Ranni, ewakuacja pacjentów ze szpitala, tysiące ludzi bez prądu, przerwane festiwale. Nawałnice przeszły przez Polskę

Burze przeszły nad Polską

W sobotę oraz w nocy z soboty na niedzielę nad Polską przetaczał się burzowy front atmosferyczny. Strażacy wyjeżdżali do interwencji ponad 2700 razy i nadal otrzymują prośby o pomoc. Od godzin popołudniowych wiatr zrywał linie energetyczne, uszkadzał dachy i łamał drzewa. Na Podkarpaciu w wyniku nawałnic rannych zostało kilka osób, konieczna była także ewakuacja pacjentów ze szpitala w Dębicy. Niebezpiecznie było także w Małopolsce i na Śląsku. Na Kontakt 24 otrzymaliśmy zdjęcia i nagrania pokazujące skutki gwałtownej pogody.

Kontakt24 - Opinia użytownika

Czytaj też na tvnmeteo.pl

W sobotę oraz w noc z soboty na niedzielę przez Polskę przetoczyły się nawałnice, szczególnie intensywne w południowej części kraju. Jak przekazał w niedzielę rano w rozmowie z TVN24 rzecznik Państwowej Straży Pożarnej bryg. Karol Kierzkowski, strażacy masowo otrzymywali prośby o interwencję w trzech regionach kraju: w Małopolsce było to blisko 1400 zdarzeń, na Podkarpaciu - prawie 850, zaś na Śląsku około 160.

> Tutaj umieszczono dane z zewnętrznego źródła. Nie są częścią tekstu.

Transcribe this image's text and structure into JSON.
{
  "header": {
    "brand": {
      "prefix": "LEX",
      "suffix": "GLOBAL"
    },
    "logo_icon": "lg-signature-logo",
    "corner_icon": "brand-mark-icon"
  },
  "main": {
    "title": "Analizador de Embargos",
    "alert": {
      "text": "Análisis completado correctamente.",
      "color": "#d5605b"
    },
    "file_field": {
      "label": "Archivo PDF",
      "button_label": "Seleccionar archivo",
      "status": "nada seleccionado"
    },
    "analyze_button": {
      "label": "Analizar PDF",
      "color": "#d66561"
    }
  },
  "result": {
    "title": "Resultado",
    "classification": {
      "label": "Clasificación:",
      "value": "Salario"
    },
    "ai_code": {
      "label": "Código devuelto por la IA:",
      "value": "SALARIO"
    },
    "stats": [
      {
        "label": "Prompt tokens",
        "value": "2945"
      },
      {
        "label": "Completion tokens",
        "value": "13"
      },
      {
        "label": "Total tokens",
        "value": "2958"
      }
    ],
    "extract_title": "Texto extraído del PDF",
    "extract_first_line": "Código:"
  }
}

- Bardzo dużo zdarzeń dotyczyło podtopionych ulic, budynków, przewróconych drzew - wyjaśnił Kierzkowski. - Około 160 zgłoszeń dotyczyło uszkodzonych budynków mieszkalnych i gospodarczych, najwięcej w Małopolsce i na Podkarpaciu.

Najtrudniejsza sytuacja panowała w powiatach tarnowskim (blisko 400 interwencji) i brzeskim (ok. 300 zdarzeń) w województwie małopolskim. Na Podkarpaciu pełne ręce roboty mieli strażacy z powiatu dębickiego (blisko 400 zgłoszeń).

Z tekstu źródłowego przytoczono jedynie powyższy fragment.